Arriving at the Slide, Kyle and I headed to the City of Giants, which we hoped would be mosquito-free (it was).  We warmed up on a few of the easy highballs on the Split Boulder, then decided to do the two high problems I had cleaned on the roadside face of the boulder a few months ago.  This face features really amazing flat edges of all sizes, from thin crimps to big ledges, all roughly facing the same direction.  First, we did the taller of the two lines (about 15 feet), a bit right of the tall arete problem Deadline.  A tricky start led to much easier moves on cool holds; though the landing is less than ideal (a weird fall would end up with the climber hitting the boulder behind them instead of the mats) it is a great easy problem.  Then we headed a few meters right and did the second problem, a slightly harder line I called Overdue (V2ish).  A low start on flat edges leads up and left on more flat edges, then back right to a huge jug and a big move to the lip.  Luckily the topout was easier than it looked!

 Kyle getting ready to get high on Past Time (V1).

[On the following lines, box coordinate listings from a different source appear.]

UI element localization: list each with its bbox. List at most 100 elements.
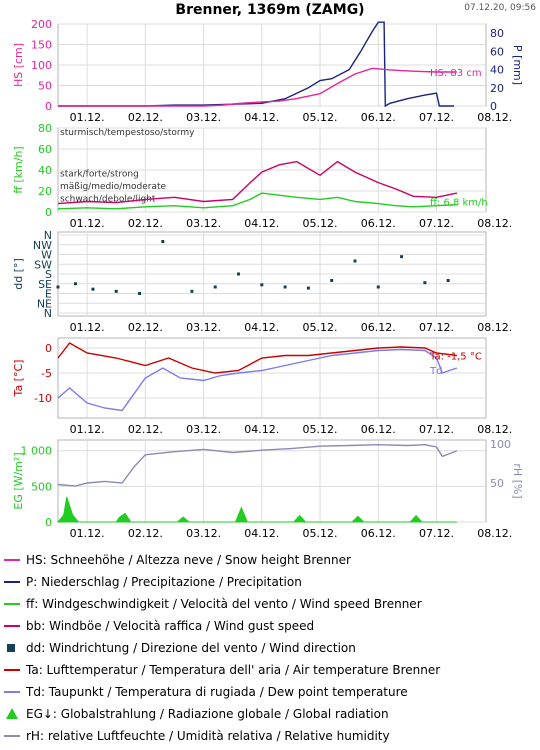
- dd-point: [114, 289, 118, 293]
- legend-label: dd: Windrichtung / Direzione del vento /…: [26, 641, 356, 655]
- precip-tick-label: 20: [490, 82, 504, 95]
- temperature-panel-x-tick: 03.12.: [186, 423, 221, 436]
- chart-title: Brenner, 1369m (ZAMG): [175, 2, 365, 18]
- dd-point: [237, 272, 241, 276]
- legend-line-icon: [4, 685, 22, 699]
- dd-point: [446, 279, 450, 282]
- ff-tick-label: 20: [38, 185, 52, 198]
- snow-panel-x-tick: 05.12.: [303, 111, 338, 124]
- legend-item: Td: Taupunkt / Temperatura di rugiada / …: [0, 682, 408, 702]
- rh-tick-label: 100: [490, 438, 511, 451]
- ff-tick-label: 40: [38, 164, 52, 177]
- ta-axis-label: Ta [°C]: [12, 360, 25, 398]
- wind-band-label: stark/forte/strong: [60, 169, 139, 179]
- dd-axis-label: dd [°]: [12, 258, 25, 290]
- snow-panel-x-tick: 07.12.: [419, 111, 454, 124]
- legend-label: bb: Windböe / Velocità raffica / Wind gu…: [26, 619, 315, 633]
- hs-tick-label: 200: [31, 18, 52, 31]
- legend-square-icon: [4, 641, 22, 655]
- precip-tick-label: 40: [490, 64, 504, 77]
- wind-band-label: schwach/debole/light: [60, 195, 156, 205]
- dd-tick-label: SE: [38, 278, 52, 291]
- snow-panel-x-tick: 03.12.: [186, 111, 221, 124]
- wind-panel-x-tick: 07.12.: [419, 217, 454, 230]
- bb-line: [57, 160, 458, 205]
- temperature-panel-x-tick: 01.12.: [70, 423, 105, 436]
- precip-line: [58, 21, 454, 108]
- dd-point: [423, 281, 427, 285]
- radiation-panel-x-tick: 01.12.: [70, 527, 105, 540]
- legend-item: rH: relative Luftfeuchte / Umidità relat…: [0, 726, 390, 746]
- wind-panel-x-tick: 04.12.: [244, 217, 279, 230]
- dd-point: [213, 285, 217, 289]
- radiation-panel-x-tick: 05.12.: [303, 527, 338, 540]
- eg-tick-label: 500: [31, 480, 52, 493]
- hs-line: [58, 67, 457, 107]
- direction-panel-x-tick: 04.12.: [244, 321, 279, 334]
- legend-label: P: Niederschlag / Precipitazione / Preci…: [26, 575, 302, 589]
- dd-point: [330, 279, 334, 282]
- radiation-panel-x-tick: 08.12.: [477, 527, 512, 540]
- legend-item: ff: Windgeschwindigkeit / Velocità del v…: [0, 594, 422, 614]
- hs-current-label: HS: 83 cm: [430, 68, 482, 79]
- temperature-panel-x-tick: 05.12.: [303, 423, 338, 436]
- legend-label: rH: relative Luftfeuchte / Umidità relat…: [26, 729, 390, 743]
- dd-tick-label: S: [45, 268, 52, 281]
- precip-tick-label: 60: [490, 45, 504, 58]
- hs-tick-label: 150: [31, 39, 52, 52]
- temperature-panel-frame: [57, 337, 487, 419]
- wind-panel-x-tick: 02.12.: [128, 217, 163, 230]
- legend-line-icon: [4, 619, 22, 633]
- temperature-panel-x-tick: 06.12.: [361, 423, 396, 436]
- temperature-panel-x-tick: 08.12.: [477, 423, 512, 436]
- dd-tick-label: E: [45, 288, 52, 301]
- legend-item: bb: Windböe / Velocità raffica / Wind gu…: [0, 616, 314, 636]
- ff-tick-label: 0: [45, 206, 52, 219]
- dd-tick-label: SW: [34, 258, 52, 271]
- dd-tick-label: W: [41, 249, 52, 262]
- dd-point: [56, 285, 60, 289]
- radiation-panel-x-tick: 06.12.: [361, 527, 396, 540]
- direction-panel-x-tick: 08.12.: [477, 321, 512, 334]
- dd-tick-label: NW: [33, 239, 52, 252]
- precip-axis-label: P [mm]: [511, 45, 524, 85]
- direction-panel-x-tick: 05.12.: [303, 321, 338, 334]
- dd-point: [73, 282, 77, 286]
- legend-line-icon: [4, 663, 22, 677]
- eg-axis-label: EG [W/m²]: [12, 452, 25, 509]
- ta-tick-label: -10: [34, 392, 52, 405]
- legend-line-icon: [4, 553, 22, 567]
- dd-point: [138, 292, 142, 295]
- legend-item: dd: Windrichtung / Direzione del vento /…: [0, 638, 356, 658]
- snow-panel-x-tick: 02.12.: [128, 111, 163, 124]
- radiation-panel-x-tick: 04.12.: [244, 527, 279, 540]
- direction-panel-x-tick: 03.12.: [186, 321, 221, 334]
- rh-tick-label: 50: [490, 477, 504, 490]
- ff-axis-label: ff [km/h]: [12, 146, 25, 193]
- dd-point: [306, 286, 310, 290]
- dd-tick-label: NE: [37, 297, 52, 310]
- legend-line-icon: [4, 729, 22, 743]
- legend-label: ff: Windgeschwindigkeit / Velocità del v…: [26, 597, 422, 611]
- wind-band-label: mäßig/medio/moderate: [60, 182, 167, 192]
- td-current-label: Td: [429, 366, 442, 377]
- wind-panel-x-tick: 06.12.: [361, 217, 396, 230]
- hs-axis-label: HS [cm]: [12, 43, 25, 87]
- hs-tick-label: 100: [31, 59, 52, 72]
- temperature-panel-x-tick: 07.12.: [419, 423, 454, 436]
- snow-panel-x-tick: 08.12.: [477, 111, 512, 124]
- wind-panel-x-tick: 03.12.: [186, 217, 221, 230]
- radiation-panel-frame: [57, 439, 487, 523]
- precip-tick-label: 0: [490, 100, 497, 113]
- radiation-panel-x-tick: 02.12.: [128, 527, 163, 540]
- ta-tick-label: 0: [45, 342, 52, 355]
- dd-point: [161, 240, 165, 243]
- legend-label: Ta: Lufttemperatur / Temperatura dell' a…: [26, 663, 441, 677]
- direction-panel-x-tick: 06.12.: [361, 321, 396, 334]
- ff-line: [57, 192, 457, 210]
- dd-point: [190, 289, 194, 293]
- hs-tick-label: 50: [38, 80, 52, 93]
- dd-point: [353, 259, 357, 263]
- rh-axis-label: rH [%]: [511, 463, 524, 498]
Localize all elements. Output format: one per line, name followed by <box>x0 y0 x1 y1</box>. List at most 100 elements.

Warmed up, we headed around to the back of the boulder to try the Split Right project - or at least a variant of it.  Instead of the usual low start, we instead opted to start on the first hold of The Possiblizer (V4ish?) then head straight left into the project.  This turned out to be a great idea; it avoids the first reachy (!) move of the direct start, but climbs through the rest of the problem.  We were making great progress - I even fell from the last move - but we decided to move on to other, easier, lines after Josh made quick work of The Possiblizer.

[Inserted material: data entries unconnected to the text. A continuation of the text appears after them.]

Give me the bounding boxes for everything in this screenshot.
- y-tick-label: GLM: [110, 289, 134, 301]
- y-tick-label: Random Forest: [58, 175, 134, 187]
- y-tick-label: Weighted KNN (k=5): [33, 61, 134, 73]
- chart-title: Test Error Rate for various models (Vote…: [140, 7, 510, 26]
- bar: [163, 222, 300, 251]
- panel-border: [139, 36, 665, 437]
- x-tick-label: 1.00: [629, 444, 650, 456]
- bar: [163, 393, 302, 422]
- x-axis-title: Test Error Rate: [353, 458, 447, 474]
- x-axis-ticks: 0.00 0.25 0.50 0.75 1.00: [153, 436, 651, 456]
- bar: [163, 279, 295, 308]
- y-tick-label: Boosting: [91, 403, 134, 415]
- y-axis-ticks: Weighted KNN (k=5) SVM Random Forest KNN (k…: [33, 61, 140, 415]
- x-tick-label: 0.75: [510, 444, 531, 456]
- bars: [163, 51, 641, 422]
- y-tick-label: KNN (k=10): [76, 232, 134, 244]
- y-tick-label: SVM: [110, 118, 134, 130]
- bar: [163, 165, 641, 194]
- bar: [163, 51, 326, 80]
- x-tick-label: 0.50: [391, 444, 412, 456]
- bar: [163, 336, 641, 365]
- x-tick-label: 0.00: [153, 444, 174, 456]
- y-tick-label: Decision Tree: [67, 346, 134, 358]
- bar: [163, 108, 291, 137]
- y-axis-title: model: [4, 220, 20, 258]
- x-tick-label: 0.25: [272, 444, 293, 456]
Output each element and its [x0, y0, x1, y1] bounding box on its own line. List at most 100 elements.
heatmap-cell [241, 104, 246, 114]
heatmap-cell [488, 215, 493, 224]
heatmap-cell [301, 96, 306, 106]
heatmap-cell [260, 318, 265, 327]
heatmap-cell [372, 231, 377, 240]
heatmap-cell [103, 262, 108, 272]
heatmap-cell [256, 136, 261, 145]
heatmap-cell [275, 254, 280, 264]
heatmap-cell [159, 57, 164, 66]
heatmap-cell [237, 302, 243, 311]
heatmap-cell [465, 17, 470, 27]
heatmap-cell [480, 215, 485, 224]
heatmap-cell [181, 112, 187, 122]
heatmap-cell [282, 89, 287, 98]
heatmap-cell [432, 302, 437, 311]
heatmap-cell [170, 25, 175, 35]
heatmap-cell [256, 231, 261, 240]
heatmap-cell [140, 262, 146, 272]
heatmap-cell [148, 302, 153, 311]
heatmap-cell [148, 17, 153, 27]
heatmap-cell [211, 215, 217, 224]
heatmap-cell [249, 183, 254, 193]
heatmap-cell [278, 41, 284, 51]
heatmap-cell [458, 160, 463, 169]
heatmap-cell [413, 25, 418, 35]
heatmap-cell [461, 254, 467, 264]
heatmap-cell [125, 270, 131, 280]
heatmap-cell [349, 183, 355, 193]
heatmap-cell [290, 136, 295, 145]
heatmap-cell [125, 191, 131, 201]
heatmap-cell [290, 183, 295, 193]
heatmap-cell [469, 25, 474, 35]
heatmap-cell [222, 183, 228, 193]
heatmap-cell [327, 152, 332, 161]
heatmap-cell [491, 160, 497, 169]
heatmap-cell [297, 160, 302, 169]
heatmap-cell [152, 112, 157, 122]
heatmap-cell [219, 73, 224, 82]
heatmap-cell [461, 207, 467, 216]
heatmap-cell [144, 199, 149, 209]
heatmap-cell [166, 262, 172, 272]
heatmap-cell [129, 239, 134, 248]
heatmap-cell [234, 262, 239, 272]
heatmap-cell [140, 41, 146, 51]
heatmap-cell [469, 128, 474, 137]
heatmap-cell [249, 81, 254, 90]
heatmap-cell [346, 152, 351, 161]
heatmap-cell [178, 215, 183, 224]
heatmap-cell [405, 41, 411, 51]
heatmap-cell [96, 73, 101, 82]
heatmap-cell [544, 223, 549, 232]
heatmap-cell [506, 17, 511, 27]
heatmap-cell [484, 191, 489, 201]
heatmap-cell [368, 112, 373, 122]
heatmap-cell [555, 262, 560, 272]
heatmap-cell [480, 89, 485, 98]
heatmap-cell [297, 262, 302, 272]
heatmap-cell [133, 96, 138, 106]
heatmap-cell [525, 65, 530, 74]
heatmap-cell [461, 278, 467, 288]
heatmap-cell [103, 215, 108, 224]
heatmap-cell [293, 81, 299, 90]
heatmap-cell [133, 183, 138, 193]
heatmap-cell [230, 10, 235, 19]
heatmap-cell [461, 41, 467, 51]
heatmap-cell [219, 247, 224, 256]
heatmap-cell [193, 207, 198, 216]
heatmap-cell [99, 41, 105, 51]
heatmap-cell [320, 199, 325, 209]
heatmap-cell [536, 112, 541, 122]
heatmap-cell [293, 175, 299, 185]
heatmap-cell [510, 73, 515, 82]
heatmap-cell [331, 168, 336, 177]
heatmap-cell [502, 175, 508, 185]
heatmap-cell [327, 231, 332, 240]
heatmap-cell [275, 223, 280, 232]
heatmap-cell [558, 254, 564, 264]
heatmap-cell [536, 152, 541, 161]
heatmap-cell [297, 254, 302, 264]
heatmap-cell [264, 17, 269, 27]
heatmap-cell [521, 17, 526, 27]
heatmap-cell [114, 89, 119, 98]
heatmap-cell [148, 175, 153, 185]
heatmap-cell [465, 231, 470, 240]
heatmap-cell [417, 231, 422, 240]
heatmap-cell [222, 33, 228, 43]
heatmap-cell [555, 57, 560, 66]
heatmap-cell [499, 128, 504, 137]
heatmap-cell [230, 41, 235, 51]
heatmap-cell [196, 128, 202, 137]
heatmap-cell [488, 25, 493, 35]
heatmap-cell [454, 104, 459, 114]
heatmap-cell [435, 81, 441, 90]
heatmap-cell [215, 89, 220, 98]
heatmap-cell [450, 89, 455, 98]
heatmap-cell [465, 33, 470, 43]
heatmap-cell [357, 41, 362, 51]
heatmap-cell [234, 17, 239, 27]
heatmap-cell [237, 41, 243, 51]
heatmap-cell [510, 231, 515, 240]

Kyle getting higher and higher on the tall, fun, and slightly spooky Past Time (V1).

We walked around the City of Giants for awhile, scoping new problems, and ended up at a large white block near the Karst Boulder.  We managed to put up a new tricky arete problem on really solid rock; the boulder is composed of what I call 'porcelain stone' (very hard, very white, and dropped pieces make a ringing sound like pieces of broken ceramic), so I called the new line Porcelain (V4ish).  Josh nearly send a great-looking eliminate on the face, then we then moved around to the back of the boulder where a handful of new lines waited for us.  First we cleaned and send a quirky line that proved to be a lot of fun.  A powerful first move to a huge ledge hold was followed by a strange (and strangely difficult) mantle-esque move to a good rail hold.  I called it Mantle Master (V1?2?) after nearly falling from the weird mantle move... Josh did it much more easily than I did!

Josh B. crushing a lap on Porcelain (hard V4ish).

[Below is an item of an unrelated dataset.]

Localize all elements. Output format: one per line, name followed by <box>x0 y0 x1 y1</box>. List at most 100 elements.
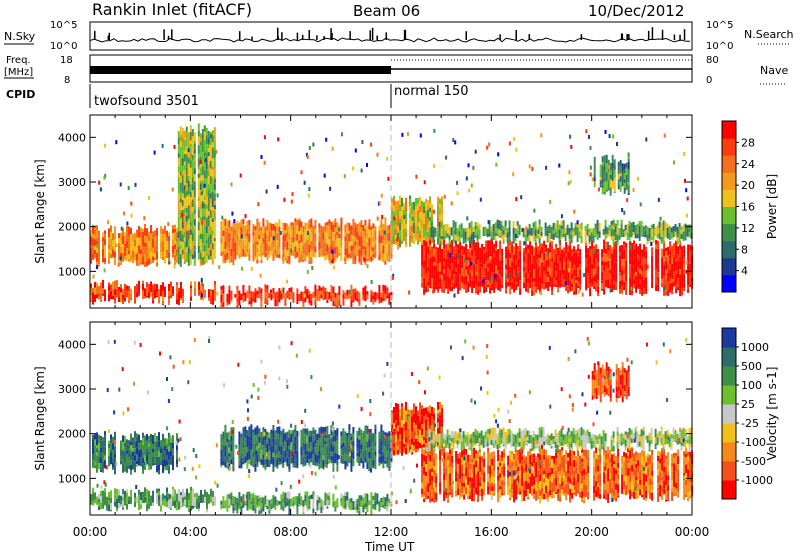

Josh added another problem to the right of Mantle Master he called Mantle Asylum (V1), and then cleaned a line up the sloping left-hand arete.  It looked like an obvious crimp-and-pinch problem, but in my experience the smooth texture of the 'porcelain stone' at Frank Slide can become a real factor in hard problems!  Josh's fingers were beat up (his third day on!), and it was getting late, so he bailed, leaving the arete to Kyle and I.  I tried it for a half-hour or so, but a tricky short dyno to a blunt pinch was shutting me down, so I settled into the role of spotter and pad-caddy.  Kyle linked the first five moves fairly quickly, but then realized that the mantle wasn't going to be easy.  Kyle's "Frank experience" paid off in the end, though, and he managed an absolute end-of-the-day (9:00 or so!) send of a great new line!  A brilliant effort to end the session!  After some discussion, Kyle decided to call it The Cure (V6? Maybe harder?).

Kyle contemplating life and mantle moves amidst the blocks of Frank Slide.

We trudged back to the van, packed up, and then headed to Tim Hortons for something to eat and coffee to drink for the long drive back to Lethbridge.  Another great day of bouldering in the Rockies!